Justiz "Assistenz-Staatsanwälte" dürfen Strafbefehle aussprechen

SDA

18.9.2018 - 16:49

Im Kanton St. Gallen sind auch "Assistenz-Staatsanwälte" ohne juristische Ausbildung befugt, Strafbefehle oder Freiheitsstrafen von bis zu sechs Monaten auszusprechen. Das hat die Anklagekammer entschieden.

Auslöser war ein Strafbefehl wegen Beschimpfung, Drohung sowie Tätlichkeiten vom August 2017, ausgesprochen von einem Sachbearbeiter mit staatsanwaltschaftlichen Befugnissen (SmsB).

Der Beschuldigte machte im Berufungsverfahren vor Kreisgericht die formelle Ungültigkeit des Strafbefehls respektive der Anklageschrift geltend, da sie von einem SmsB erlassen worden war. Die Anklage durch den SmsB wurde vom Einzelrichter "zur Ergänzung respektive zur Berichtigung an die Staatsanwaltschaft" zurückgewiesen.

Das St. Galler Kantonsgericht stützte den Entscheid im November 2017: "SmsB dürfen bloss in Übertretungsstrafverfahren Untersuchungen führen." Sei seien nicht befugt, einen Strafbefehl zu erlassen oder Anklage zu erheben, wenn Verbrechen oder Vergehen Gegenstand der Anklage seien.

Auch Staatsanwälte ohne Jus-Studium

Aufgrund des revidierten Artikel 13 im Einführungsgesetzes zur Strafprozessordnung (StPO), die seit 30. Januar 2018 in Kraft ist, erhob im Februar 2018 erneut ein SmsB beim Kreisgericht Anklage. Der Sachbearbeiter erlitt erneut Schiffbruch und erhob Beschwerde bei der St. Galler Anklagekammer.

Diese schützte im April 2018 die Beschwerde des SmsB. Gemäss StPO bestimmten Bund und Kantone ihre Strafbehörden und deren Bezeichnung. Der Kanton St. Gallen habe in seiner Einführungsgesetzgebung zum StPO festgehalten, dass der Staatsanwaltschaft auch SmsB angehörten.

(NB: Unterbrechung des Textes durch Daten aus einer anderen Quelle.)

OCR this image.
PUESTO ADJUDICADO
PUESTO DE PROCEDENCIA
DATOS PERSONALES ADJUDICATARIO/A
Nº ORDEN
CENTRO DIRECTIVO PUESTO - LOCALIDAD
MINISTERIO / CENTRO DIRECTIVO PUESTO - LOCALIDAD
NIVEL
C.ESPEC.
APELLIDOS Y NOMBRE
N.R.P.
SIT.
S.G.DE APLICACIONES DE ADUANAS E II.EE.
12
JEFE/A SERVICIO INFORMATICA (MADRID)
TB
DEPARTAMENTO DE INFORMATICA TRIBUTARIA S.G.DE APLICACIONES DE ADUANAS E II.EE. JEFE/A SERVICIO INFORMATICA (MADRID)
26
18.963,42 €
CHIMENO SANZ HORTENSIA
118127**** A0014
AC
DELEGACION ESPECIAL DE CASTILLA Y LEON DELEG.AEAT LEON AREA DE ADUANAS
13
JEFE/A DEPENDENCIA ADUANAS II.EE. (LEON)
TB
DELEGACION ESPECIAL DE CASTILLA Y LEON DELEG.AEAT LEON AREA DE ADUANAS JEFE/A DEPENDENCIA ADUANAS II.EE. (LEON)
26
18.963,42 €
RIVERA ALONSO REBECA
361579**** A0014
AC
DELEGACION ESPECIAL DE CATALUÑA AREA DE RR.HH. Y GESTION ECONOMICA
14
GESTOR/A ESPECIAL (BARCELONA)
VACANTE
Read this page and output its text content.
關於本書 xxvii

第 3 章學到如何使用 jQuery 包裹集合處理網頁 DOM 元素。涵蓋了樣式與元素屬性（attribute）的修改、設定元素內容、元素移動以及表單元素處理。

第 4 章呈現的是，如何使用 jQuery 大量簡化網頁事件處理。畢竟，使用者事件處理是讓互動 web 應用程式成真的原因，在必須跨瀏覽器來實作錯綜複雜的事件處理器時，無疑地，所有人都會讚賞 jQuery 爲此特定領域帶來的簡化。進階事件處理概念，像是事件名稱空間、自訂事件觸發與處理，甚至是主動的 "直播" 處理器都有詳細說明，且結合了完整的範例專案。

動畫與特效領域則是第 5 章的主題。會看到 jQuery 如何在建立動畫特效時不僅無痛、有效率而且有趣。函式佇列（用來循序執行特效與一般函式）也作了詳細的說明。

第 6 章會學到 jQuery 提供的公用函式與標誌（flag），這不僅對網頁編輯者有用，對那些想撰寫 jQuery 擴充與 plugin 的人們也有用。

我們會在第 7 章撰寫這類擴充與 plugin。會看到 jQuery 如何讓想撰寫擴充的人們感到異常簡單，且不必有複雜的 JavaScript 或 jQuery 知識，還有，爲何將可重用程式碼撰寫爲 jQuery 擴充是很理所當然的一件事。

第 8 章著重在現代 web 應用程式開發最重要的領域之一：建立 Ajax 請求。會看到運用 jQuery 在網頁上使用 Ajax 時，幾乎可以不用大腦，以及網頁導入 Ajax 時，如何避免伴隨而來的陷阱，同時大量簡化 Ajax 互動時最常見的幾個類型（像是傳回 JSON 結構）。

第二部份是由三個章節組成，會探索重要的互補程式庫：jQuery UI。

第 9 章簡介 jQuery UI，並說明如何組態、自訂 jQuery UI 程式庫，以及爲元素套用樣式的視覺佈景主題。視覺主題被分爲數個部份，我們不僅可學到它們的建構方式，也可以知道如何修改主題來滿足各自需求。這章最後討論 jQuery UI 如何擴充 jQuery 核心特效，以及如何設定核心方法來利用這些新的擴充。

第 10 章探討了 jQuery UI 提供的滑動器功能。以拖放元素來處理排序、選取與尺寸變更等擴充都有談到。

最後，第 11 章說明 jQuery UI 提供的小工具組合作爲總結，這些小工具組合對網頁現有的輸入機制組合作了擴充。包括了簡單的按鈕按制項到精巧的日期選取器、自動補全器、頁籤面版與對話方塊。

Diese hätten die Funktion von "Assistenz-Staatsanwälten" und sollen Verfahren selbstständig führen und Abschlussverfügungen erlassen können. Zudem schrieben weder die StPO noch das Einführungsgesetz vor, welche fachlichen Voraussetzungen eine Person zu erfüllen hat, um in der Funktion "Staatsanwalt" tätig sein zu können.

Nichtjuristen als Staatsanwälte sind in der Schweiz keine Seltenheit, wie ein aktueller Bericht der Fachzeitschrift "Plädoyer" zeigt. Im Kanton St. Gallen sind neben 32 SmsB auch noch fünf Staatsanwälte ohne abgeschlossenes Jus-Studium im Amt.